Das könnte der neuen Truppe mit dem Titel "United Nations-African Union Mission in Darfur" (UNAMID) auch deshalb gelingen, weil die Darfur-Resolution nach Kapitel VII der Uno-Charta den Einsatz von Gewalt als letztes Mittel zulässt - trotz chinesischer Bedenken. Die von den USA, Frankreich und Großbritannien ausgearbeitete Resolution war mehrfach entschärft worden, um auch China zur Zustimmung zu bewegen: Die Regierung in Peking hat starke wirtschaftliche Interessen im Sudan und lehnte zu drastische Maßnahmen ab.
Deshalb haben die Streitkräfte entgegen ursprünglicher Planungen nicht das Recht, illegale Waffen zu beschlagnahmen. In der Resolution 1769 werden auch keine Sanktionen mehr angedroht, sollte der Sudan nicht kooperieren.
Die Zeit rennt der Uno davon
Das größte Problem der Mega-Mission, die alleine im ersten Jahr zwei Milliarden Dollar kosten soll: die Zeit. Laut Resolution müssen die Planungen sofort beginnen, im Oktober die praktischen Vorbereitungen starten, um am 31. Dezember 2007 das Kommando in Darfur von der AU zu übernehmen. Aber bis dahin sind es noch fünf Monate - und selbst dieser Termin erscheint Insidern als optimistisch. Die Aufstellung der Truppe wird mindestens ein Jahr dauern, hört man.
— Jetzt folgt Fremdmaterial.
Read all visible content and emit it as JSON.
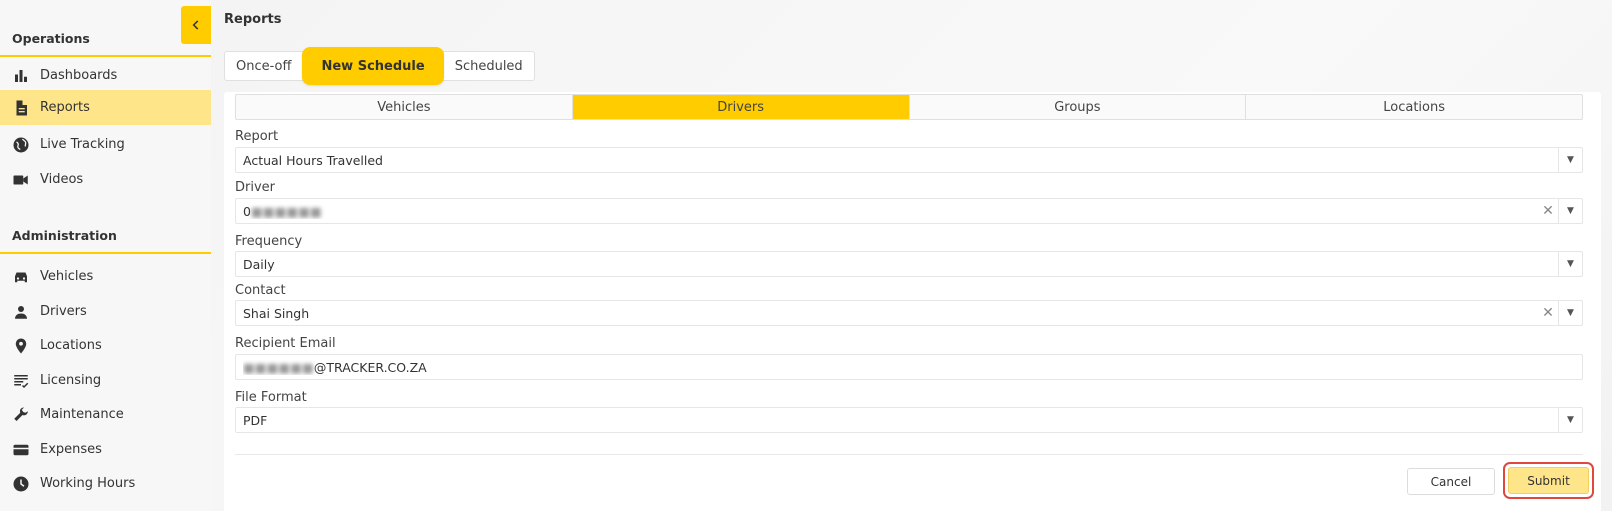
{
  "sidebar": {
    "operations_title": "Operations",
    "operations_items": [
      {
        "label": "Dashboards",
        "icon": "bar-chart-icon"
      },
      {
        "label": "Reports",
        "icon": "document-icon",
        "active": true
      },
      {
        "label": "Live Tracking",
        "icon": "globe-icon"
      },
      {
        "label": "Videos",
        "icon": "video-camera-icon"
      }
    ],
    "administration_title": "Administration",
    "administration_items": [
      {
        "label": "Vehicles",
        "icon": "car-icon"
      },
      {
        "label": "Drivers",
        "icon": "person-icon"
      },
      {
        "label": "Locations",
        "icon": "map-pin-icon"
      },
      {
        "label": "Licensing",
        "icon": "list-check-icon"
      },
      {
        "label": "Maintenance",
        "icon": "wrench-icon"
      },
      {
        "label": "Expenses",
        "icon": "card-icon"
      },
      {
        "label": "Working Hours",
        "icon": "clock-icon"
      }
    ]
  },
  "header": {
    "title": "Reports"
  },
  "top_tabs": [
    {
      "label": "Once-off"
    },
    {
      "label": "New Schedule",
      "active": true
    },
    {
      "label": "Scheduled"
    }
  ],
  "sub_tabs": [
    {
      "label": "Vehicles"
    },
    {
      "label": "Drivers",
      "active": true
    },
    {
      "label": "Groups"
    },
    {
      "label": "Locations"
    }
  ],
  "form": {
    "report": {
      "label": "Report",
      "value": "Actual Hours Travelled"
    },
    "driver": {
      "label": "Driver",
      "value_prefix": "0",
      "value_masked": "■■■■■■"
    },
    "frequency": {
      "label": "Frequency",
      "value": "Daily"
    },
    "contact": {
      "label": "Contact",
      "value": "Shai Singh"
    },
    "recipient_email": {
      "label": "Recipient Email",
      "value_masked": "■■■■■■",
      "value_suffix": "@TRACKER.CO.ZA"
    },
    "file_format": {
      "label": "File Format",
      "value": "PDF"
    }
  },
  "actions": {
    "cancel_label": "Cancel",
    "submit_label": "Submit"
  },
  "colors": {
    "accent": "#ffcc00",
    "active_nav": "#ffe58a",
    "highlight_ring": "#e0473f"
  }
}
Nicht viel weniger heikel - und eng mit Problem 1 verbunden - ist die Frage der Truppensteller. Bisher steht - außer Frankreich und Dänemark - in Europa niemand Schlange, um Soldaten für die Darfur-Mission abzuordnen. Aus Brüssel hieß es immerhin, die EU sei "bereit, ihre Unterstützung zu verstärken", wie Chefdiplomat Javier Solana erklärte. Nur - die EU hat eben keine Armee, sie ist auf die Soldaten ihrer Mitgliedsländer angewiesen. Dagegen bot neben Nigeria inzwischen auch Indonesien Unterstützung der Mission an. Der Großteil der Truppe soll offenbar von asiatischen Ländern gestellt werden.
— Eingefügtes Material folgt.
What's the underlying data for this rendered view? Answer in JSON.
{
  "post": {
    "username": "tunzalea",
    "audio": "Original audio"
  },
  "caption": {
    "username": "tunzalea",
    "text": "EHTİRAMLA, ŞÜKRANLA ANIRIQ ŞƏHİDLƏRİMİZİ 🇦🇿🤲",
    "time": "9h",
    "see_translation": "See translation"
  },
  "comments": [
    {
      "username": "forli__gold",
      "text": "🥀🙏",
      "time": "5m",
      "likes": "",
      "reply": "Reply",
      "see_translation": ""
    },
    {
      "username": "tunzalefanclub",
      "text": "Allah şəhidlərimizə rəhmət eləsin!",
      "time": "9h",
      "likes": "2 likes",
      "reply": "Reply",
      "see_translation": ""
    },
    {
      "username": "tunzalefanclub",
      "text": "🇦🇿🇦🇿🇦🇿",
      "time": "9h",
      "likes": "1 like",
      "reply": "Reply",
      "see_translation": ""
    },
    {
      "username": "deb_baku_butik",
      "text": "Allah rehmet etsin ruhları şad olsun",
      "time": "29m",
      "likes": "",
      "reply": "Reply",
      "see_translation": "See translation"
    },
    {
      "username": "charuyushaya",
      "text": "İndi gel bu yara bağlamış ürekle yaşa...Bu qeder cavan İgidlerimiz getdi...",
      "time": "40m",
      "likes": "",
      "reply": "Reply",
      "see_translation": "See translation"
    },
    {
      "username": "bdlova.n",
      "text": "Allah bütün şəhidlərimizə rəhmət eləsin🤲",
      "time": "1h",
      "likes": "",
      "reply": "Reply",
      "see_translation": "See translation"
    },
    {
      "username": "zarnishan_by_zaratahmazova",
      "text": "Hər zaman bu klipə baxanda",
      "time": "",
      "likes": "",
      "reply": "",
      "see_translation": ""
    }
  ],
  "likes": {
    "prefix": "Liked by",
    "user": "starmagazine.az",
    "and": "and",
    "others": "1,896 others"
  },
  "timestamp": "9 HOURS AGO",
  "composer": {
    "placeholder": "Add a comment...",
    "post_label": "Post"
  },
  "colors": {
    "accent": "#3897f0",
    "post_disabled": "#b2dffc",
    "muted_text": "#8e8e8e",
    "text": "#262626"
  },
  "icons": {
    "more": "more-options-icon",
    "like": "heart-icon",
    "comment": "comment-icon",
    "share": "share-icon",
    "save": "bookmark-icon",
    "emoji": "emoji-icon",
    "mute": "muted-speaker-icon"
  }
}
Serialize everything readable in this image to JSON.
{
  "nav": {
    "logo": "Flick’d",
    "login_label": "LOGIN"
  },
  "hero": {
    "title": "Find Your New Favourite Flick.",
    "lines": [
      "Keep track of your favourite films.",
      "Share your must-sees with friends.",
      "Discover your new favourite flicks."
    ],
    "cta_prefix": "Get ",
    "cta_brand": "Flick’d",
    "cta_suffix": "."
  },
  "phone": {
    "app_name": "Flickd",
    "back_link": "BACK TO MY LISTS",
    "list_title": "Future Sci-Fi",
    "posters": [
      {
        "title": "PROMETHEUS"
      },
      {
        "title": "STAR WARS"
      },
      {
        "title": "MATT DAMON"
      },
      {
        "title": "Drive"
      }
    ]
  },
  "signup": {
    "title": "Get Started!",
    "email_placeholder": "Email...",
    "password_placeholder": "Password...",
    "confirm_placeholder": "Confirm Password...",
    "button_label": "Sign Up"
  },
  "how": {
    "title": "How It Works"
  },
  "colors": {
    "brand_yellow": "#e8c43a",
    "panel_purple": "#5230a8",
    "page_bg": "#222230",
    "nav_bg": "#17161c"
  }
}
Aus Deutschland ist keine militärische Hilfe zu erwarten - jedenfalls nicht über die bisherige Unterstützung im Sudan hinaus. Richtig - aber ohne uns. So in etwa lautet die Position der Bundesregierung. Zwar begrüße man die Darfur-Mission ausdrücklich, hieß es. Aber "wir haben eindeutige Prioritäten", wie Vize-Regierungssprecher Thomas Steg erklärte: Afghanistan und Kosovo. Man dürfe sich "beim gut Gemeinten nicht verzetteln", sagte Steg. Eine Entsendung weiterer deutscher Soldaten in den Sudan sei daher nur "schwer vorstellbar".
Deutschland hält sich zurück
Es waren auch noch kategorischere Absagen zu hören: Sofern künftig Transportleistungen erforderlich seien, "werden wir diese im Rahmen der bisherigen Mandate übernehmen", erfuhr SPIEGEL ONLINE aus Regierungskreisen. "Aber den Umfang der deutschen Beteiligung zu erweitern oder Truppen zu entsenden, wird in der Bundesregierung praktisch ausgeschlossen."
Bisher sind deutsche Soldaten an zwei Missionen im Sudan beteiligt. Unter dem AMIS-Mandat leisten bis zu 200 Bundeswehr-Soldaten logistische Unterstützung - vor allem Transportflüge -, unter dem UNMIS-Mandat sind derzeit 38 deutsche Militär-Beobachter im Sudan. Beide Mandate wurden kürzlich vom Bundestag verlängert. Nach dem Willen des Uno-Sicherheitsrats sollen diese nun in der Darfur-Mission aufgehen.
Die Koalitionsparteien sind in der Darfur-Frage genauso einig wie mit der Regierung einverstanden. "Das Signal aus dem Sicherheitsrat war überfällig", sagte Unions-Fraktionsvize Andreas Schockenhoff SPIEGEL ONLINE, "aber für uns gibt es keinen Handlungsbedarf". Die 200 Bundeswehrsoldaten könnten sicherlich häufiger abberufen werden, als das bisher der Fall war, glaubt Schockenhoff. "Aber wir werden keine zusätzlichen Truppen stellen." Warum das so ist, erklärte SPD-Fraktionsvize Walter Kolbow, unter Rot-Grün Staatssekretär im Verteidigungsministerium, ähnlich wie der Regierungssprecher: Ein weiterer Auslandseinsatz übersteige die Kapazitäten der Bundeswehr. "Ich sehe keine Möglichkeit zur Aufstockung", sagte Kolbow SPIEGEL ONLINE.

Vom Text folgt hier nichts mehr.